O homem por trás do mito
por Francisco RussoSeu nome é Allan Stewart Konigsberg, mas provavelmente você o conhece como Woody Allen. Responsável por pérolas do porte de A Rosa Púrpura do Cairo e Noivo Neurótico, Noiva Nervosa, criador de dramas e comédias repletos de questões filosóficas que tanto impressionam seus fãs e afastam os detratores. Allen é assim mesmo, um diretor do tipo ame ou odeie - também por isso, jamais foi um grande hit de bilheteria, apesar dos vários prêmios conquistados. É com esta aura de fã assumido que Robert B. Weide foi atrás do diretor para desenvolver este Woody Allen - Um Documentário, um grande painel que não apenas ressalta os altos e baixos do artista mas, acima de tudo, que revela bastante sobre a pessoa.
Produzido para a TV americana e exibido fora de competição no Festival de Cannes 2012, o longa segue a regra básica dos documentários biográficos, com depoimentos de familiares e pessoas com quem trabalhou e muitas imagens de arquivo, além de breves conversas com o próprio homenageado - o que por si só já é um achado, já que Allen não é de conceder muitas entrevistas.

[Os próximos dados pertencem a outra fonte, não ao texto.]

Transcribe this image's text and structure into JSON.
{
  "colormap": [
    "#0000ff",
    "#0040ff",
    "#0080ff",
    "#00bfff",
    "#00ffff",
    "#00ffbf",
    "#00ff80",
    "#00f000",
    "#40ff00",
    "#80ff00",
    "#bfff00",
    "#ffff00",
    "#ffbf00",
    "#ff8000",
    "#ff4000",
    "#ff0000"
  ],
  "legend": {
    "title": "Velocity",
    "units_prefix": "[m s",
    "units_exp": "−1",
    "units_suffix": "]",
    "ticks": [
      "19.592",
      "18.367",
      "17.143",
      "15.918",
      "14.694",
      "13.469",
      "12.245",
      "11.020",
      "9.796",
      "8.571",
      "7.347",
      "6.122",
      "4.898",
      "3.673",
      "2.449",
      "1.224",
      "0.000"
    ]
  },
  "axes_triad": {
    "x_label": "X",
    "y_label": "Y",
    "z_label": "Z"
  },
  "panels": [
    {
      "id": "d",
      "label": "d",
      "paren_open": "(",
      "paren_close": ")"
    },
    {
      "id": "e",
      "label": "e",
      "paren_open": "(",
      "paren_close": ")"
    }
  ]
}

Se vê-lo analisando fatos do passado, como seu mau desempenho na escola e até mesmo os relacionamentos amorosos que teve - incluindo a repercussão do rompimento com Mia Farrow -, atende à curiosidade histórica sobre a personalidade, o destaque maior fica por conta dos momentos em que Allen revela sua rotina de trabalho, repleta de características muito particulares. As cenas em que, com uma nítida alegria, apresenta o armário onde guarda as ideias que tem e a máquina de escrever onde sempre inicia seus roteiros revelam muito sobre sua personalidade metódica e obcecada pelo trabalho. São breves vislumbres sobre a pessoa que tão bem explicam o diretor (e ator) que se tornou.
Sem se ater apenas ao lado pessoal, Woody Allen - Um Documentário apresenta também um vasto panorama sobre como foi a carreira do artista. Desde o início, quando ainda no colégio escrevia piadas soltas para jornais, passando por stand-ups e programas de TV até, enfim, chegar ao cinema - e, mesmo dentro de sua fase cinematográfica, esmiuçando sua evolução ao longo de décadas. Trata-se de um trabalho jornalístico minucioso, que inclui muitas imagens de arquivo e entrevistas antigas com nomes importantes na ascensão, como os produtores Charles H. Joffe e Jack Rollins. A análise linear também possibilita uma melhor compreensão de sua carreira como um todo, mais exatamente o quanto a liberdade de expressão e a necessidade de controle eram importantes para que Allen desenvolvesse seu trabalho de forma plena. Tudo isto mesclando várias cenas de seus longa-metragens, é claro.
No fim das contas, Woody Allen - Um Documentário é um filme feito não apenas para fãs do diretor, mas para quem simplesmente gosta de saber mais sobre os bastidores do cinema, pela imensa quantidade de informações sobre suas produções e, é claro, da vida do biografado. As várias fases da carreira de Allen são esmiuçadas, ressaltando o contexto pessoal e do próprio mercado que provocaram tais mudanças. Destaque para as cenas do início de sua carreira, ainda na TV, onde aparece lutando boxe com um canguru e cantando para um cachorro - ambas impagáveis! - e o habitual sarcasmo do diretor, presente especialmente nos comentários feitos sobre a ausência de realidade nos festivais de cinema.
Filme visto no 65º Festival de Cannes, em maio de 2012.